Each student had a role. Each voice was part of a larger chorus, not unlike the 500 schoolchildren who first sang “Lift Every Voice and Sing” in Jacksonville, Florida, in 1900. The parallel was not lost on the room.
What Teachers Are Saying
4th grade teacher Molly Cosel reflected on the experience with enthusiasm: "I really enjoyed the hands-on approach to teaching history and the use of artifacts you brought in, as well as the focus on the individual as part of a team with a clear role and the opportunity for kids to share and present their thinking publicly and creatively."
She continued: "I believe all of these things are great examples of how to teach toward our end goal at Berkshire Hills of a portrait of a graduate and focus on citizenship and higher order thinking skills. In addition to this, the process was supportive of the individual, building self-confidence and community."
Those words land with particular weight when you consider what James Weldon Johnson himself stood for. He spent his life arguing that Black Americans deserved not just legal equality but full participation in the cultural and intellectual life of the nation. He believed in the power of education, of art, of storytelling. He believed that young people, given the right tools and the right space, could do remarkable things. The Writing Cabin Project is, in many ways, a direct expression of that belief.
Why This Work Matters
The James Weldon Johnson Writing Cabin at Five Acres has been beautifully restored through a meticulous interior project guided by the Secretary of the Interior's Standards for Rehabilitation and carried out by Kronenberger and Sons, specialists in historic preservation.

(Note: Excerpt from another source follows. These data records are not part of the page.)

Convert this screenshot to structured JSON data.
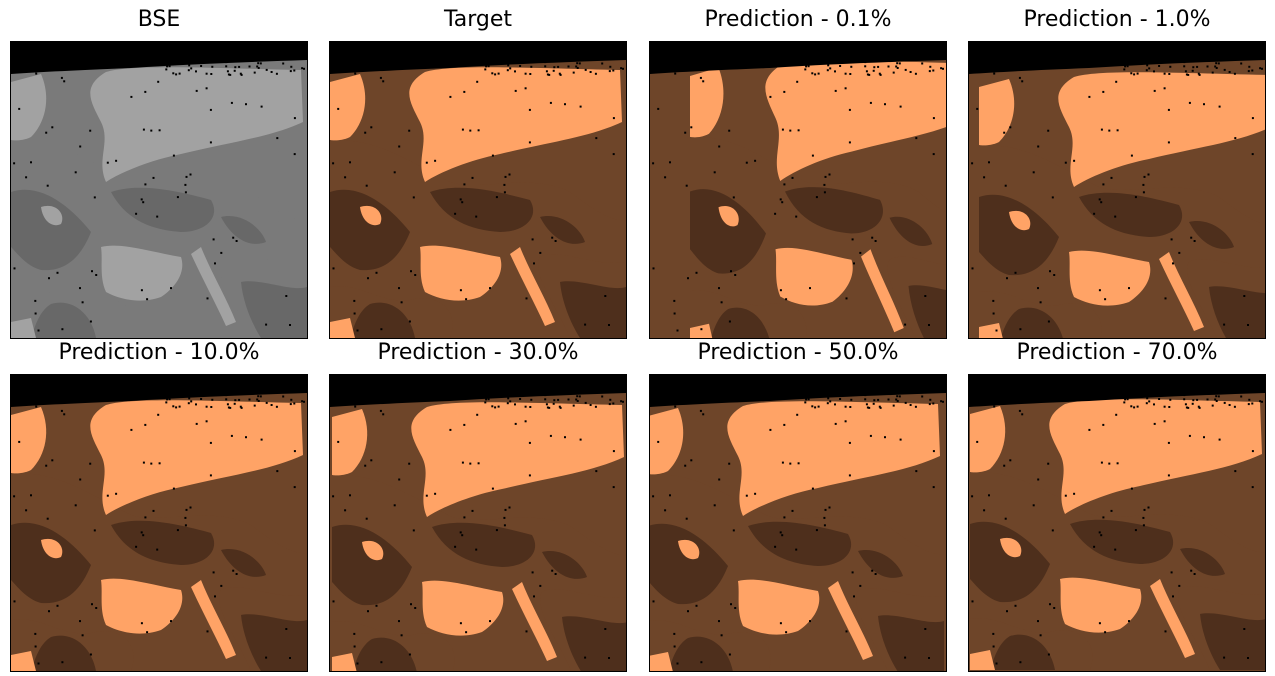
{
  "palette": {
    "background": "#000000",
    "phase_light": "#ffa366",
    "phase_mid": "#6e4529",
    "phase_dark": "#4e2f1c",
    "bse_bg": "#7a7a7a",
    "bse_light": "#a2a2a2",
    "bse_dark": "#686868"
  },
  "panels": [
    {
      "title": "BSE",
      "kind": "bse"
    },
    {
      "title": "Target",
      "kind": "seg"
    },
    {
      "title": "Prediction - 0.1%",
      "kind": "seg"
    },
    {
      "title": "Prediction - 1.0%",
      "kind": "seg"
    },
    {
      "title": "Prediction - 10.0%",
      "kind": "seg"
    },
    {
      "title": "Prediction - 30.0%",
      "kind": "seg"
    },
    {
      "title": "Prediction - 50.0%",
      "kind": "seg"
    },
    {
      "title": "Prediction - 70.0%",
      "kind": "seg"
    }
  ]
}
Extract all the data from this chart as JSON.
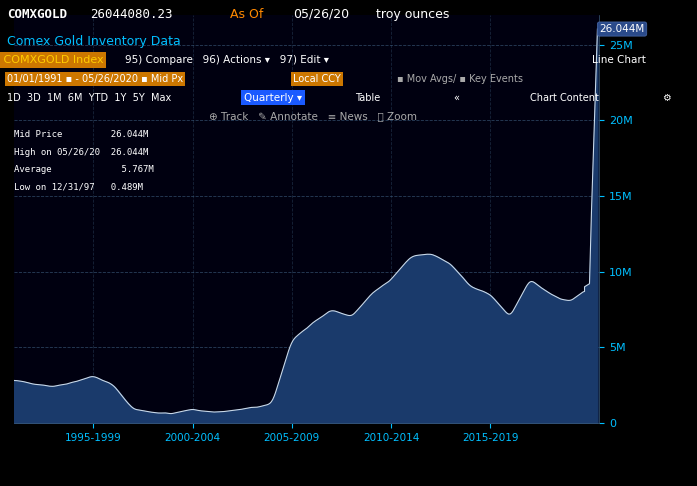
{
  "title_line1": "COMXGOLD     26044080.23",
  "title_line1_asof": "As Of  05/26/20    troy ounces",
  "title_line2": "Comex Gold Inventory Data",
  "bg_color": "#000000",
  "chart_bg_color": "#000010",
  "fill_color": "#1a3a6b",
  "line_color": "#c8d8e8",
  "grid_color": "#3a4a5a",
  "axis_label_color": "#00bfff",
  "ytick_labels": [
    "0",
    "5M",
    "10M",
    "15M",
    "20M",
    "25M"
  ],
  "ytick_values": [
    0,
    5000000,
    10000000,
    15000000,
    20000000,
    25000000
  ],
  "xtick_labels": [
    "1995-1999",
    "2000-2004",
    "2005-2009",
    "2010-2014",
    "2015-2019"
  ],
  "ylim": [
    0,
    27000000
  ],
  "annotation_label": "26.044M",
  "header_bar_color": "#8b0000",
  "toolbar_color": "#1a1a2e",
  "legend_text": [
    "Mid Price         26.044M",
    "High on 05/26/20  26.044M",
    "Average             5.767M",
    "Low on 12/31/97   0.489M"
  ],
  "years": [
    1991,
    1992,
    1993,
    1994,
    1995,
    1996,
    1997,
    1998,
    1999,
    2000,
    2001,
    2002,
    2003,
    2004,
    2005,
    2006,
    2007,
    2008,
    2009,
    2010,
    2011,
    2012,
    2013,
    2014,
    2015,
    2016,
    2017,
    2018,
    2019,
    2020
  ],
  "values": [
    2800000,
    2600000,
    2400000,
    2700000,
    3100000,
    2500000,
    900000,
    700000,
    600000,
    900000,
    700000,
    800000,
    1000000,
    1200000,
    5500000,
    6500000,
    7500000,
    7000000,
    8500000,
    9500000,
    11000000,
    11200000,
    10500000,
    9000000,
    8500000,
    7000000,
    9500000,
    8500000,
    8000000,
    9000000
  ],
  "spike_value": 26044080
}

Johnson's daybed frame, medicine cabinets, and bookcase were carefully restored. The original fire storage box was recreated. New flooring was installed to match the character of the existing structure. The cabin is now open for guided tours, offering visitors an intimate and deeply personal connection to Johnson's creative life.
But a restored cabin without an audience is a monument without meaning. The Writing Cabin Project is how we build that audience, one classroom at a time. It ensures that when those 80 students from Muddy Brook grow up, they will know who James Weldon Johnson was. They will know that he lived and wrote just miles from where they sat in that classroom. And they will know that his story belongs to them too.
This is what it means to advance a legacy. Not simply to preserve it, but to pass it on.
We are grateful to the Berkshire Taconic Community Foundation for their support, to Muddy Brook Regional Elementary School and the Berkshire Hills Regional School District for welcoming us, and to the students and teachers who showed up with open minds and generous spirits. We look forward to growing The Writing Cabin Project in the months and years ahead.